Les plus grands films documentaires sont des films qui prennent leur temps : "Shoah"(9h), "A l'ouest des rails"(10h), "Route one USA"(5h30) etc, conditions sine qua non à une plongée du spectateur dans un monde, à une complète immersion au-delà des simples images - des clichés, des surfaces. "La Chine" d'Antonioni a la bonne idée de suivre cette voie en regroupant sous forme de trois chapitres, trois films d'une grosse heure sur plus ou moins 1) Pékin, 2) la province de Lun-kiang, 3) Shanghaï.
Forcément le rencontre entre deux dinosaures comme Antonioni (archétype de l'intellectuel occidental) et La Chine (fascinant monstre oriental) produit des attentes énormes, au moins autant de questions, et quelques peurs. Où se place Antonioni en faisant son film ? Il l'entame en filmant une femme accouchant par césarienne et ayant pour seule anésthésie des piqûres d'acupuncture ! Il le termine en filmant pendant 20 minutes une représentation du cirque de Shanghaï. Entre les deux, en réalité, on comprend vite qu'Antonioni (ou son chef opérateur Luciano Tovoli) filme, et laisse ce matériau brut inchangé. Il montre mais s'efforce de ne pas ajouter-commenter-orienter. C'est impossible un film étant fait de choix (de cadrage, de montage, d'écriture) mais le réalisateur tente malgré tout de s'y tenir, de trouver une forme d'objectivité qui déplaira à tout le monde en 1974 (européens scandalisés - chinois ulcérés).
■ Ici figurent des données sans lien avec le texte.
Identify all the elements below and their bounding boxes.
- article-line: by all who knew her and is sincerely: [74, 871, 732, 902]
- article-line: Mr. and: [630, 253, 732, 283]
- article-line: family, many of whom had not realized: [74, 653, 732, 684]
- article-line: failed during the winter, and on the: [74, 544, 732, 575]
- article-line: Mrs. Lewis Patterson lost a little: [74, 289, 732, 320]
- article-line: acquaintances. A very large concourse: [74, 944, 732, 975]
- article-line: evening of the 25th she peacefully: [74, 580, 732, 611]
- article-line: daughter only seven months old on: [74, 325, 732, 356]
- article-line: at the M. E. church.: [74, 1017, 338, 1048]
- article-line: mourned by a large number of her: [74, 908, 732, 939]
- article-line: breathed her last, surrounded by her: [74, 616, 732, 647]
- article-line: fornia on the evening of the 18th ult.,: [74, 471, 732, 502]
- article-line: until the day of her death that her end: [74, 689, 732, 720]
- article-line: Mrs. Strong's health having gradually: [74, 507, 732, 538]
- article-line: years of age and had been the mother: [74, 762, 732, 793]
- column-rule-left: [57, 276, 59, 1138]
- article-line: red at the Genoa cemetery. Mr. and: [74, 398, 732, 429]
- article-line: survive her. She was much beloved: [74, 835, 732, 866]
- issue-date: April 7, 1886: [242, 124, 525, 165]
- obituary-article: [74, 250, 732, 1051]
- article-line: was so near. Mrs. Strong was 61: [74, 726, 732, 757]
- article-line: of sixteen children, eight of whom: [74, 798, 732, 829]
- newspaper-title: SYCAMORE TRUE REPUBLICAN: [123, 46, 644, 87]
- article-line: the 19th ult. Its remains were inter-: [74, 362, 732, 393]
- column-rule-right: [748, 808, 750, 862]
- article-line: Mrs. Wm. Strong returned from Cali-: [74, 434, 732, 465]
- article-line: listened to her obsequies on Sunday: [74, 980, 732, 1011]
Plus précisément, le geste d'Antonioni est le suivant : filmer la Chine en filmant les chinois. Des yeux, des mains, des mouvements, peu de plans larges, peu de commentaires (et de ce côté la voix off fait le boulot comme un fonctionnaire fait ses heures). Le temps emportant tout, comme le Yang-Tsé-Kiang, le film se trouve une beauté, sa propre esthétique, figée, serrée sur les corps, pastelle, qui n'est pas pour nous déplaire. Ce sera donc un film sur une foule, sur des regards et des sourires, presque un film apolitique, et c'est là la plus grande surprise !
Quand on le voit filmer (je me répète) plus de 20 minutes le cirque, on aimerait que ce soit un commentaire ironique, que ce cirque soit celui des dirigeants, la mise en scène de Mao que regarderait le metteur en scène Antonioni (et en ce sens-là, c'est Barbet Schroeder qui a réussi le film parfait avec son "Amin Dada, autoportrait"). Mais il n'y a pas une once d'ironie dans toute l'oeuvre de l'italien, on le sait depuis longtemps. Ici il documente, conséquent, jusqu'au bout de ces 3h40 sérieuses comme un jour sans riz. Voir "La Chine" en 2013 intrigue, déçoit un peu peut-être, apprend sûrement aussi sur un monde qui n'existe plus.